Gerade zu Beginn der Krise standen Datenexpert*innen vor einer großen Herausforderung. Von ihnen wurde erwartet, Zahlen zu analysieren und Prognosen daraus zu erstellen, aber die Corona-Fallzahlen waren dafür nicht geeignet, weil sie zu wenige Informationen enthielten, etwa über die mögliche Dunkelziffer. Der Knackpunkt war und ist, dass die Fallzahlen erheblich davon abhängen, wie getestet wird. Dies geschieht nach wie vor nicht einheitlich auf Grundlage einer repräsentativen Auswahl von Testpersonen, sondern nach regional wie international verschiedenen Strategien, die sich im Zeitverlauf auch noch verändert haben. Das hatte mit der Verfügbarkeit von Tests zu tun, war aber auch eine Kostenfrage. Die registrierten Fallzahlen erlauben somit keine belastbaren und zeitlich beziehungsweise räumlich vergleichbaren Aussagen über die Gesamtsituation.

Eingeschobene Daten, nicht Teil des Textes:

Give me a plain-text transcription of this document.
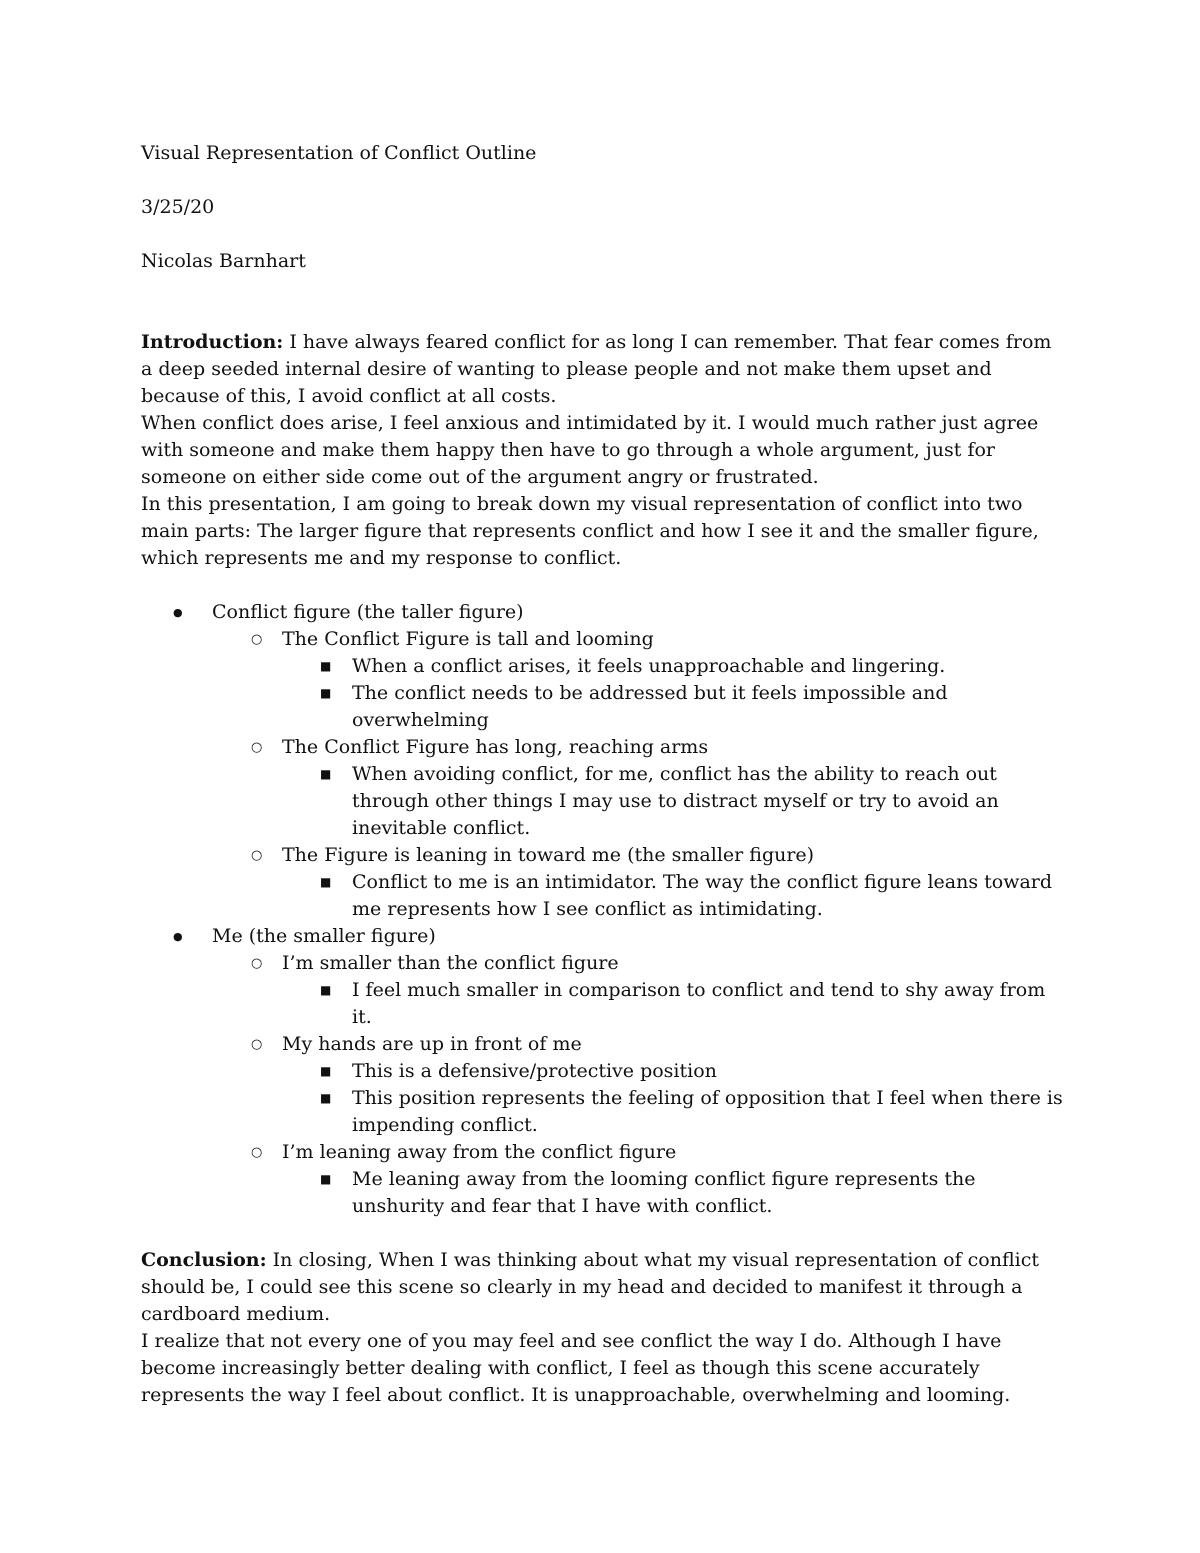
Visual Representation of Conflict Outline

3/25/20

Nicolas Barnhart

Introduction: I have always feared conflict for as long I can remember. That fear comes from a deep seeded internal desire of wanting to please people and not make them upset and because of this, I avoid conflict at all costs.

When conflict does arise, I feel anxious and intimidated by it. I would much rather just agree with someone and make them happy then have to go through a whole argument, just for someone on either side come out of the argument angry or frustrated.

In this presentation, I am going to break down my visual representation of conflict into two main parts: The larger figure that represents conflict and how I see it and the smaller figure, which represents me and my response to conflict.

● Conflict figure (the taller figure)
○ The Conflict Figure is tall and looming
■ When a conflict arises, it feels unapproachable and lingering.
■ The conflict needs to be addressed but it feels impossible and overwhelming
○ The Conflict Figure has long, reaching arms
■ When avoiding conflict, for me, conflict has the ability to reach out through other things I may use to distract myself or try to avoid an inevitable conflict.
○ The Figure is leaning in toward me (the smaller figure)
■ Conflict to me is an intimidator. The way the conflict figure leans toward me represents how I see conflict as intimidating.
● Me (the smaller figure)
○ I’m smaller than the conflict figure
■ I feel much smaller in comparison to conflict and tend to shy away from it.
○ My hands are up in front of me
■ This is a defensive/protective position
■ This position represents the feeling of opposition that I feel when there is impending conflict.
○ I’m leaning away from the conflict figure
■ Me leaning away from the looming conflict figure represents the unshurity and fear that I have with conflict.

Conclusion: In closing, When I was thinking about what my visual representation of conflict should be, I could see this scene so clearly in my head and decided to manifest it through a cardboard medium.

I realize that not every one of you may feel and see conflict the way I do. Although I have become increasingly better dealing with conflict, I feel as though this scene accurately represents the way I feel about conflict. It is unapproachable, overwhelming and looming.
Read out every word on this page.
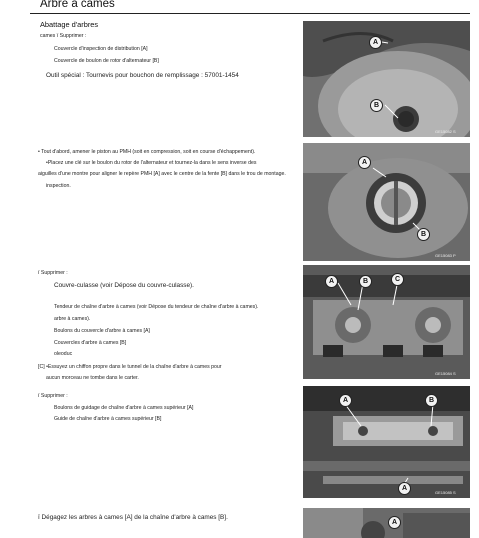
Arbre à cames
Abattage d'arbres
cames ï Supprimer :
Couvercle d'inspection de distribution [A]
Couvercle de boulon de rotor d'alternateur [B]
Outil spécial : Tournevis pour bouchon de remplissage : 57001-1454
A
B
GE15082 S
• Tout d'abord, amener le piston au PMH (soit en compression, soit en course d'échappement).
•Placez une clé sur le boulon du rotor de l'alternateur et tournez-la dans le sens inverse des
aiguilles d'une montre pour aligner le repère PMH [A] avec le centre de la fente [B] dans le trou de montage.
inspection.
A
B
GE15083 P
ï Supprimer :
Couvre-culasse (voir Dépose du couvre-culasse).
Tendeur de chaîne d'arbre à cames (voir Dépose du tendeur de chaîne d'arbre à cames).
arbre à cames).
Boulons du couvercle d'arbre à cames [A]
Couvercles d'arbre à cames [B]
oleoduc
[C] •Essuyez un chiffon propre dans le tunnel de la chaîne d'arbre à cames pour
aucun morceau ne tombe dans le carter.
A	B	C
GE15084 S
ï Supprimer :
Boulons de guidage de chaîne d'arbre à cames supérieur [A]
Guide de chaîne d'arbre à cames supérieur [B]
A	B
A
GE15085 S
ï Dégagez les arbres à cames [A] de la chaîne d'arbre à cames [B].
A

Ein möglicher Weg der Stellungnahme als Experte wäre die ehrliche und transparente Kommunikation des Mangels an gesichertem Wissen. Aber das birgt die Gefahr, dass zahlreiche Rezipienten die Botschaft empfangen, dass die Modellrechnungen falsch sind (weil die Wahrscheinlichkeit, dass es genauso abläuft wie im Modell, praktisch null beträgt), und daraus ableiten, dass die empfohlenen Maßnahmen wie beispielsweise Ausgangsbeschränkungen dann auch falsch sein müssen (obwohl sie wahrscheinlich notwendig und richtig waren und sind).
Das ist ein großes ethisches Dilemma. Ist es besser, bei der Wahrheit zu bleiben und zu hoffen, dass Experten trotzdem geglaubt wird bei der Interpretation von Unsicherheit? Oder sollte man mehr Sicherheit suggerieren, um das Richtige zu erreichen, auch wenn man im strengen Sinne nicht »beweisen« kann, dass es richtig ist?
In einer Krisenphase wie der jetzigen, in der mit unvollständigen Daten Szenariorechnungen erstellt werden, ist Data Literacy eine Schlüsselkompetenz. Mit der zunehmenden Bedeutung von Datenkompetenzen in nahezu allen Disziplinen wächst und vereinheitlicht sich an deutschen Hochschulen die Auffassung davon, was unter Data Literacy zu verstehen ist. Bei der Beförderung eines solchen gemeinsamen Verständnisses setzt der Stifterverband seit knapp zwei Jahren nicht nur in Deutschland Maßstäbe durch viel beachtete Publikationen zur fächerübergreifenden Etablierung von Data Literacy Education. Im Zentrum steht der Data-Literacy-Kompetenzrahmen des Hochschulforums Digitalisierung, der in seiner aktuellen englischsprachigen Fassung den Forschungsstand für die internationale Lehre zugänglich macht.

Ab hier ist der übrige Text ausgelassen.